Exploded
by Luc Reid
Scott had been torn away in the middle of a kiss with his girlfriend, Lara, and he had been thrown about twenty feet off the ground, spread-eagled as though in mid-skydive. The pillar of light that had come down from the sky had smashed into the pavement with a warped rainbow of raw force that made the air shudder with its ferocity. Shattered glass from shop windows had been blown into the air in fragment clouds that shimmered in the brilliant glare of the blast, creating an illusion, for just that moment, that the whole world had stars in it, that everything could step free of the bonds of gravity, that everything was beautiful. This was the top of things, the most glorious thing Scott had ever experienced, with the thrill of the adrenaline already streaming into his blood and the hammer of cortisol not yet mauling his anxiety levels to the hysterical peak they would reach in the following ninety seconds.

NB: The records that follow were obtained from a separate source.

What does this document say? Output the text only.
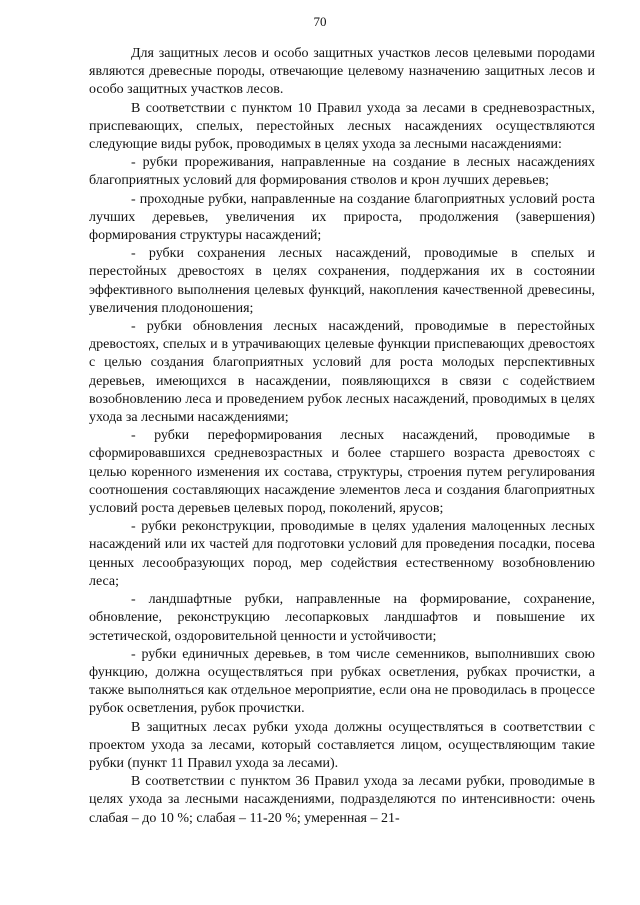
70

Для защитных лесов и особо защитных участков лесов целевыми породами являются древесные породы, отвечающие целевому назначению защитных лесов и особо защитных участков лесов.

В соответствии с пунктом 10 Правил ухода за лесами в средневозрастных, приспевающих, спелых, перестойных лесных насаждениях осуществляются следующие виды рубок, проводимых в целях ухода за лесными насаждениями:

- рубки прореживания, направленные на создание в лесных насаждениях благоприятных условий для формирования стволов и крон лучших деревьев;

- проходные рубки, направленные на создание благоприятных условий роста лучших деревьев, увеличения их прироста, продолжения (завершения) формирования структуры насаждений;

- рубки сохранения лесных насаждений, проводимые в спелых и перестойных древостоях в целях сохранения, поддержания их в состоянии эффективного выполнения целевых функций, накопления качественной древесины, увеличения плодоношения;

- рубки обновления лесных насаждений, проводимые в перестойных древостоях, спелых и в утрачивающих целевые функции приспевающих древостоях с целью создания благоприятных условий для роста молодых перспективных деревьев, имеющихся в насаждении, появляющихся в связи с содействием возобновлению леса и проведением рубок лесных насаждений, проводимых в целях ухода за лесными насаждениями;

- рубки переформирования лесных насаждений, проводимые в сформировавшихся средневозрастных и более старшего возраста древостоях с целью коренного изменения их состава, структуры, строения путем регулирования соотношения составляющих насаждение элементов леса и создания благоприятных условий роста деревьев целевых пород, поколений, ярусов;

- рубки реконструкции, проводимые в целях удаления малоценных лесных насаждений или их частей для подготовки условий для проведения посадки, посева ценных лесообразующих пород, мер содействия естественному возобновлению леса;

- ландшафтные рубки, направленные на формирование, сохранение, обновление, реконструкцию лесопарковых ландшафтов и повышение их эстетической, оздоровительной ценности и устойчивости;

- рубки единичных деревьев, в том числе семенников, выполнивших свою функцию, должна осуществляться при рубках осветления, рубках прочистки, а также выполняться как отдельное мероприятие, если она не проводилась в процессе рубок осветления, рубок прочистки.

В защитных лесах рубки ухода должны осуществляться в соответствии с проектом ухода за лесами, который составляется лицом, осуществляющим такие рубки (пункт 11 Правил ухода за лесами).

В соответствии с пунктом 36 Правил ухода за лесами рубки, проводимые в целях ухода за лесными насаждениями, подразделяются по интенсивности: очень слабая – до 10 %; слабая – 11-20 %; умеренная – 21-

Before he plummeted back down to crash into an upended Volkswagen; before his face was burned and permanently disfigured; before Scott’s panicked and painful flight from the rainbow-trailing attack ships that dropped down into the city like hungry pterosaurs, there was this perfect moment, this moment of wonder and beauty, completely mystifying to an unprepared human population.
In some ways, Scott thought, however horrible everything was that came after, didn’t that one startling moment make it all worthwhile?
No, it didn’t, he decided. Now, weeks later, he lined up the bug-like alien guard he’d been stalking in the targeting window of his stolen alien fusion rifle and fired.